Monday, June 25, 2012

Read any good books lately? (Part 2)

We didn't set out to have the first two books of our summer recommendations be war stories, but after our first recommendation of a work of fiction about World War II (see post from Friday, June 8 about Hotel on the Corner of Bitter and Sweet), we are offering a biography centering on this time period.  Today's recommendation is Unbroken: A World War II Story of Survival, Resilience and Redemption, by Laura Hillenbrand (author of Seabiscuit).  Written in 2010, this book chronicles the life of Louis Zamperini, U.S. Olympian (in track) turned second lieutenant turned prisoner of war.  While the book's subtitle accurately reflects that this is a story of survival, resilience and redemption, this is also a story of dignity and forgiveness. 

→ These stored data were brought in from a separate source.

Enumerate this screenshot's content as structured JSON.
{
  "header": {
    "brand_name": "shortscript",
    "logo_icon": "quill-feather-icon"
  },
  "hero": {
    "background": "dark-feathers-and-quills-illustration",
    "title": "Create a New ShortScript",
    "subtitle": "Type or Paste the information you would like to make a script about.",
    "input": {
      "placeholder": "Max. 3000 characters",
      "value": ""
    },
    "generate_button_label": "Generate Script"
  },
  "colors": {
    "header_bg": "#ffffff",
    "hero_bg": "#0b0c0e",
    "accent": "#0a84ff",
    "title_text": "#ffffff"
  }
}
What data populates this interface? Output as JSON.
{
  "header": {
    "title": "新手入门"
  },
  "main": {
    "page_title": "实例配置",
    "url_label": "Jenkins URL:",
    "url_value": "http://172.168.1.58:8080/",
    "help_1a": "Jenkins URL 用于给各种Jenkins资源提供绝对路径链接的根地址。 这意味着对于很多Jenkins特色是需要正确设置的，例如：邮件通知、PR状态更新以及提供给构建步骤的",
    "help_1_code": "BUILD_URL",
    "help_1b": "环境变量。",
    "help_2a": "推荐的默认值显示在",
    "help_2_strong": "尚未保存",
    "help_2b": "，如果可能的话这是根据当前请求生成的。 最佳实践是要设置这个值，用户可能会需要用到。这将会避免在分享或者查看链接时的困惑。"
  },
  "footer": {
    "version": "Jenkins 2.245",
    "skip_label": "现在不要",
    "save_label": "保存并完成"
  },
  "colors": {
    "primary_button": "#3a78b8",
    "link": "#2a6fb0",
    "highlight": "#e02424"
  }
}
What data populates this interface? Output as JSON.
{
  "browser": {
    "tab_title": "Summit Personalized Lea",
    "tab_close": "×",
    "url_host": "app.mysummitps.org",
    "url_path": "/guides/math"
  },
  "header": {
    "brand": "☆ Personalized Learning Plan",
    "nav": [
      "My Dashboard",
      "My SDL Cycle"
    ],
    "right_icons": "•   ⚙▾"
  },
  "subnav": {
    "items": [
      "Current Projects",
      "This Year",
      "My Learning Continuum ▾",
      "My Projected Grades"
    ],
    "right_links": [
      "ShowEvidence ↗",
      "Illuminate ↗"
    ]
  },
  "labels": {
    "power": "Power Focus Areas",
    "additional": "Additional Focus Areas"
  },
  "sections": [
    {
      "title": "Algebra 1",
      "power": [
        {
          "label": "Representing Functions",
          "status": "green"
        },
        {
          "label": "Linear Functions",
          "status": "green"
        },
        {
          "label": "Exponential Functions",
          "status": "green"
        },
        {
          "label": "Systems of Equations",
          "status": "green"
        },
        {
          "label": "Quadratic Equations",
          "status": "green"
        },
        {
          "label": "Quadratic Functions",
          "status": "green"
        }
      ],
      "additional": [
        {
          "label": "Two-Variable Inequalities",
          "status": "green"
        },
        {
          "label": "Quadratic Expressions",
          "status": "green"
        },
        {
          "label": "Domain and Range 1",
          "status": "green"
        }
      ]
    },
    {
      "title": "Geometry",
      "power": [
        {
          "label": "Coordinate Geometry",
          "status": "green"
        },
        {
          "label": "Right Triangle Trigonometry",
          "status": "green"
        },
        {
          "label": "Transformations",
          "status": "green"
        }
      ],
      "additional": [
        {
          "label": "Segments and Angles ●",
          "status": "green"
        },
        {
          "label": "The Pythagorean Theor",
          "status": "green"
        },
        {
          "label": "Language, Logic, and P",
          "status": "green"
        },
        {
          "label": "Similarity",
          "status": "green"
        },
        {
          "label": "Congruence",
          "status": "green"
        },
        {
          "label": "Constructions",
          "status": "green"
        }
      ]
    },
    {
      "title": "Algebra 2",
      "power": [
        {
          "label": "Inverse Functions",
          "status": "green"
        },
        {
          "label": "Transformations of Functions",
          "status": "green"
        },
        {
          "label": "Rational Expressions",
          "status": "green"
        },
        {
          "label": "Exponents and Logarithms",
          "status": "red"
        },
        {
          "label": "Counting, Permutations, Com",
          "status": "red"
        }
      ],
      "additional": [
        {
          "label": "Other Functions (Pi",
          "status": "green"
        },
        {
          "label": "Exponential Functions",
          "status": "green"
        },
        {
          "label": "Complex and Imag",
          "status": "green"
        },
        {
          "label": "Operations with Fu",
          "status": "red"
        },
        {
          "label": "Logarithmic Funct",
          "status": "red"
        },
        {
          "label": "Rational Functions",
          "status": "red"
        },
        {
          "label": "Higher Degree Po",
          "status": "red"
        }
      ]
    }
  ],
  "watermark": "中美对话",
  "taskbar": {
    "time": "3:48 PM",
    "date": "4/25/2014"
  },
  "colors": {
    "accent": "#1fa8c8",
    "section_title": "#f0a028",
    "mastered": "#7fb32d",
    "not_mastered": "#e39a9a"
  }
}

This biography has much to tell us about the loss of human dignity: "Men subjected to dehumanizing treatment experience profound wretchedness and loneliness and find that hope is almost impossible to retain.  Without dignity, identity is erased.  In its absence, men are defined not by themselves but by their captors and the circumstances in which they are forced to live.  One American airman, shot down and relentlessly debased by his captors, described the state of mind that his captivity created: 'I was literally becoming a lesser human being.'  . . . Dignity is as essential to human life as water, food and oxygen.  The stubborn retention of it, even in the face of extreme physical hardship, can hold a man's soul in his body long past the point at which the body should have surrendered it.  The loss of it can carry a man off as surely as thirst, hunger, exposure and asphyxiation, and with greater cruelty.  In places like Kwajalein, degradation could be as lethal as a bullet" (p. 182-3).

During his years as a prisoner of war, Zamperini endured unspeakable, daily torture at the hand of his captors.  When physically freed from his captors, Louie had a long road until he freed his spirit of them. Thus, the description of the forgiveness he extended to his captors years later provides extraordinary Christian witness. 

This 496-page biography is impossible to condense, but worth every minute it takes to read it.  Hopefully, we will find a little something in Louie's story that makes us better human beings.